PRESIDENTIELLE FRANCAISE

Préférence nationale : Marine Le Pen peut-elle inscrire le principe dans la Constitution?


A quelques jours du premier tour de la présidentielle, Marine Le Pen continue de progresser dans les intentions de vote. L’écart se resserre avec le président sortant Emmanuel Macron et l’hypothèse de son élection potentielle à la tête de l’hexagone n’est plus un scenario de science-fiction. Derrière une image adoucie, les propositions de la candidate du Rassemblement National (RN) restent pourtant fondamentalement d’extrême-droite. Instaurer la priorité nationale pour l’emploi, le logement et les aides sociales, c’est un des principaux axes de son programme. Pourrait-elle, si elle est élue, faire passer le concept de »» préférence nationale » ? On fait le point.
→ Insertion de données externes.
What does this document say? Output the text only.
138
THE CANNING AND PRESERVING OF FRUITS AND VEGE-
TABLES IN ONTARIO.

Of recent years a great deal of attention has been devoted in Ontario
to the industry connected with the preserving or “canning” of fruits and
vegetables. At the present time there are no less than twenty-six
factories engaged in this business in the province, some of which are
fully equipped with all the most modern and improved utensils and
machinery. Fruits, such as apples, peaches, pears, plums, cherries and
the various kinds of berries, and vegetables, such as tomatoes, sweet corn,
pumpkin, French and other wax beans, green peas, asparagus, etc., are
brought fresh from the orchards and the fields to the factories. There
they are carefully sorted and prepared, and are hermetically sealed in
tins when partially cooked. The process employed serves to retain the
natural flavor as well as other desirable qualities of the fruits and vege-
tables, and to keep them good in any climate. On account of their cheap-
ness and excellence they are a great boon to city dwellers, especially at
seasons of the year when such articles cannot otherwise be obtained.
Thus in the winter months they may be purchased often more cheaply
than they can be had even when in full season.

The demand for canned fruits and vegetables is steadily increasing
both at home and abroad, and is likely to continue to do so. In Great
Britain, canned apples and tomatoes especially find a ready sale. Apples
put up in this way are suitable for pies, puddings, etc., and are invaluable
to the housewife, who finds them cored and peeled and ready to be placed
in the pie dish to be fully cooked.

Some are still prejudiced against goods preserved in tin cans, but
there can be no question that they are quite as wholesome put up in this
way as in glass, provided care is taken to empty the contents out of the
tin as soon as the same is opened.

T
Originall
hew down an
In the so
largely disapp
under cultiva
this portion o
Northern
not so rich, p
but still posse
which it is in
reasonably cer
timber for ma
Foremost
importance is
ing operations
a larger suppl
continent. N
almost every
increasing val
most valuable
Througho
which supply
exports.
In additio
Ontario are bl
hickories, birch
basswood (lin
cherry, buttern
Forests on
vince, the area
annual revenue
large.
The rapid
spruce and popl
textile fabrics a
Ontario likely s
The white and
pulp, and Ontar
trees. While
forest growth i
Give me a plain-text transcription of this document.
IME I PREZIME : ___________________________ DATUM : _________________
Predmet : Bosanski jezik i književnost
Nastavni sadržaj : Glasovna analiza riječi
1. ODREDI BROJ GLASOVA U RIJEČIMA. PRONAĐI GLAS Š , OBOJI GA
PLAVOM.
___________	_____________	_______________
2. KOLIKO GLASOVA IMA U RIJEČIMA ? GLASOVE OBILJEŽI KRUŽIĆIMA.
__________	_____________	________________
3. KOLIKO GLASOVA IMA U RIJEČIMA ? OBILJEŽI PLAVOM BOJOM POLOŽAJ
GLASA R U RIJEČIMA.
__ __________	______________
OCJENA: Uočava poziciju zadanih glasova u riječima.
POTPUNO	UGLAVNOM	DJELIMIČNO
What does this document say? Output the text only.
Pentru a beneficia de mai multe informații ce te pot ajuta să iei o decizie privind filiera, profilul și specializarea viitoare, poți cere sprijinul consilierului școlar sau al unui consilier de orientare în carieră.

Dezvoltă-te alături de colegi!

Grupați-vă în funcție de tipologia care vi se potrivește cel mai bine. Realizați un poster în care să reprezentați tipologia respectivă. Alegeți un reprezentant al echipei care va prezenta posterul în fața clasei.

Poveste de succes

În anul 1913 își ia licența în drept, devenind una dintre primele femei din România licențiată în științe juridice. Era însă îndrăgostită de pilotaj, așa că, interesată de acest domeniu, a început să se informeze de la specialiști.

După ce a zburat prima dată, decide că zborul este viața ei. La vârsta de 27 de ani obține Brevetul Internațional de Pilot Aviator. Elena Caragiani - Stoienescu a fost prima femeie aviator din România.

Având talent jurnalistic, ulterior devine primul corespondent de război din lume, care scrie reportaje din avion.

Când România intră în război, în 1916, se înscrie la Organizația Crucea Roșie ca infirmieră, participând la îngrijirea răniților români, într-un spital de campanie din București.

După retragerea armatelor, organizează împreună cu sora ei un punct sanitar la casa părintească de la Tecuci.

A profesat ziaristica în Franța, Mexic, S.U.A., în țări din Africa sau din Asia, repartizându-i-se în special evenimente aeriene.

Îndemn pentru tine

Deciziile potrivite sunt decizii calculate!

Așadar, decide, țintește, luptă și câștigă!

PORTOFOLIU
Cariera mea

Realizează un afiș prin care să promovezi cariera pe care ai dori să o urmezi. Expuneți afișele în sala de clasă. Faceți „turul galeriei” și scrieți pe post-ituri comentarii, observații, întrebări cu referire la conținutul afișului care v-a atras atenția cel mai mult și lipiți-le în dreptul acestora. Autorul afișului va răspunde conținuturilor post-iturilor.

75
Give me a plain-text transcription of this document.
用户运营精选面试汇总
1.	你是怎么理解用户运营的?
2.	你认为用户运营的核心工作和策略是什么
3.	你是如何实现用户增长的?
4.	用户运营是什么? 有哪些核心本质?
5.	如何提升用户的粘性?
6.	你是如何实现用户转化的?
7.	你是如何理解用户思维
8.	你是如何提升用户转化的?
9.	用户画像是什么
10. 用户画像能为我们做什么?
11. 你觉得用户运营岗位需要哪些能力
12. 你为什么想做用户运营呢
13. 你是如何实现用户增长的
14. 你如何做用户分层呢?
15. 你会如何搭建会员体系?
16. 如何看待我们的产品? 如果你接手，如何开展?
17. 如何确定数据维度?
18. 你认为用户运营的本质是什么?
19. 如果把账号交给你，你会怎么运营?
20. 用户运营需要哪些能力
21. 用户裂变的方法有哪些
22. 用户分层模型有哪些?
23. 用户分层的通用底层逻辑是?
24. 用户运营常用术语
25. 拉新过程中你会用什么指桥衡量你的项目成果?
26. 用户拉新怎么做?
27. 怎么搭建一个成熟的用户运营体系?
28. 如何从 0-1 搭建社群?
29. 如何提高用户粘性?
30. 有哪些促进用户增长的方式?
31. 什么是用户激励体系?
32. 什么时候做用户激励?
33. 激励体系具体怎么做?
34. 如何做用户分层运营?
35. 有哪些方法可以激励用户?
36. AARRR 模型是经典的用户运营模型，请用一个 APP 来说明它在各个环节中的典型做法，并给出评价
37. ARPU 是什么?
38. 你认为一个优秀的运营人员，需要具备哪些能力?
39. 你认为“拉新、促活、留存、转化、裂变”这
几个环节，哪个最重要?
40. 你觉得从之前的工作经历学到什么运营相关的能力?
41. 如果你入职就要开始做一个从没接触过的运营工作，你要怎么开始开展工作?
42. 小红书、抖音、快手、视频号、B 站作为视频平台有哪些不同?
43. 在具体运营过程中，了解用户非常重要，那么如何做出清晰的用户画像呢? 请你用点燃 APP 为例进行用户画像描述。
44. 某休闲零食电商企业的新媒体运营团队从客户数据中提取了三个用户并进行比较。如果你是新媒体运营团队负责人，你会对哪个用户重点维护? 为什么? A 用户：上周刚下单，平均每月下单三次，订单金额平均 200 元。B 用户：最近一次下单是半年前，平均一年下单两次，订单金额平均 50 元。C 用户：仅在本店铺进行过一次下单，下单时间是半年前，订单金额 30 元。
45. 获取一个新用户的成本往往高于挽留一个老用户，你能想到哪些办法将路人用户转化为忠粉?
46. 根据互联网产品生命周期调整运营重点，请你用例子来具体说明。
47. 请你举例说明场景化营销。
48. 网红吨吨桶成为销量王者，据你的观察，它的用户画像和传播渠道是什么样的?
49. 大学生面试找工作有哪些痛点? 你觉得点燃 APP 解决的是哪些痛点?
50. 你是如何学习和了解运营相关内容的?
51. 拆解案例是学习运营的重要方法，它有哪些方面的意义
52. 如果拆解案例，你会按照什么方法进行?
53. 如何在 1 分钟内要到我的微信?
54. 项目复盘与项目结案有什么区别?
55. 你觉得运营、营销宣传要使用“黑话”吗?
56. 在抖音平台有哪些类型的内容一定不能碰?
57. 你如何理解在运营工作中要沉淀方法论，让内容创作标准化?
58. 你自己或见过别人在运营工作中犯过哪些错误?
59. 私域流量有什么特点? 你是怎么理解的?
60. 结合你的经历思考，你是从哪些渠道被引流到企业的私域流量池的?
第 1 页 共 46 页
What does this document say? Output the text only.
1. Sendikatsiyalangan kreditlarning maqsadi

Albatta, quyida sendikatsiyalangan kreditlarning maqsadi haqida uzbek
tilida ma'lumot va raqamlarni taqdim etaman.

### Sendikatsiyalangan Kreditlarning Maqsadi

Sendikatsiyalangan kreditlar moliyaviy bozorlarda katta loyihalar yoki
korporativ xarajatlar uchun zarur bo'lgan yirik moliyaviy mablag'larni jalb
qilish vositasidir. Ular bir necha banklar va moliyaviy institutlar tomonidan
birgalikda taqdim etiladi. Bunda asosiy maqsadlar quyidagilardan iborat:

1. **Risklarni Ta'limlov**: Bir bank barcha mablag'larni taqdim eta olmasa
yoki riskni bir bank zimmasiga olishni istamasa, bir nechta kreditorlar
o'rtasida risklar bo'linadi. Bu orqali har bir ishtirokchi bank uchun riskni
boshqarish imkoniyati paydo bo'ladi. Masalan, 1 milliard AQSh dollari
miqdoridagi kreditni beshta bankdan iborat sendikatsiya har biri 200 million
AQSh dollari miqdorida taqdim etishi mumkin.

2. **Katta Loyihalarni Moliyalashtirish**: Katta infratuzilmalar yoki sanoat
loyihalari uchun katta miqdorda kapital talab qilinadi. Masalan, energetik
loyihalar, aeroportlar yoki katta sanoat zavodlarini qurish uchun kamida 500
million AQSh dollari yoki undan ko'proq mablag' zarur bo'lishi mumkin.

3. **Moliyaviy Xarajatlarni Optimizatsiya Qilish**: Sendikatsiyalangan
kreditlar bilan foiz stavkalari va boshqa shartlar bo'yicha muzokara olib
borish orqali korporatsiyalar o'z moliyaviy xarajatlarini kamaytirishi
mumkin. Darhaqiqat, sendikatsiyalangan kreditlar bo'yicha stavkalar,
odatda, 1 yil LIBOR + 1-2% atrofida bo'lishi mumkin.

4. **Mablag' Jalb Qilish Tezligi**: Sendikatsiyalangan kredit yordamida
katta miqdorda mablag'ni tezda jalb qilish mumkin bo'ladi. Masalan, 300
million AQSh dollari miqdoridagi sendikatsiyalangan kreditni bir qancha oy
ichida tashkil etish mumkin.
Dans son programme, Marine Le Pen promet de « respecter la loi et la Constitution », mais elle entend, en réalité, changer l’une et l’autre, écorchant au passage les droits fondamentaux et les libertés individuelles. Si elle est élue, la candidate entend en effet inscrire la « préférence nationale » dans la Constitution, un vieux concept porté par les Lepénistes depuis la IIIème république. Dans un interview de campagne, elle a récemment soutenu : « Je vais réserver un certain nombre de prestations comme les allocations familiales, exclusivement aux Français ».

Des situations de crise propices

La « préférence nationale » est une expression française, forgée en 1985 par le Front national de Jean-Marie Le Pen. Elle exprime la volonté politique de réserver des avantages, notamment à l’emploi, aux détenteurs de la nationalité française ou à refuser des aides sociales ou l’attribution de logements sociaux à des personnes qui n’auraient pas la nationalité française. Et les temps de crise successifs sont propices à raviver ce type de réponse simpliste.

Après le premier choc pétrolier de 1973, le chômage de masse commence à s’installer en France. Entre 1974 et 1976, le nombre de demandeurs d’emploi dépasse le million. A la veille des législatives de mars 1978, une affiche fleurit sur les murs des villes : « un million de chômeurs, c’est un million d’immigrés en trop ! La France et les Français d’abord ! ».
Editée par le Front national, elle connaît un immédiatement un franc succès dans un contexte d’appauvrissement du pouvoir d’achat. Elle marque l’irruption dans le discours lepéniste d’une idée-clé du programme frontiste, celle de « préférence nationale ». Une mesure que Jean-Marie Le Pen résumera en ce sens  : « Je préfère mes filles à mes nièces, mes nièces à mes cousines, mes cousines à mes voisines, mes voisines à des inconnus ».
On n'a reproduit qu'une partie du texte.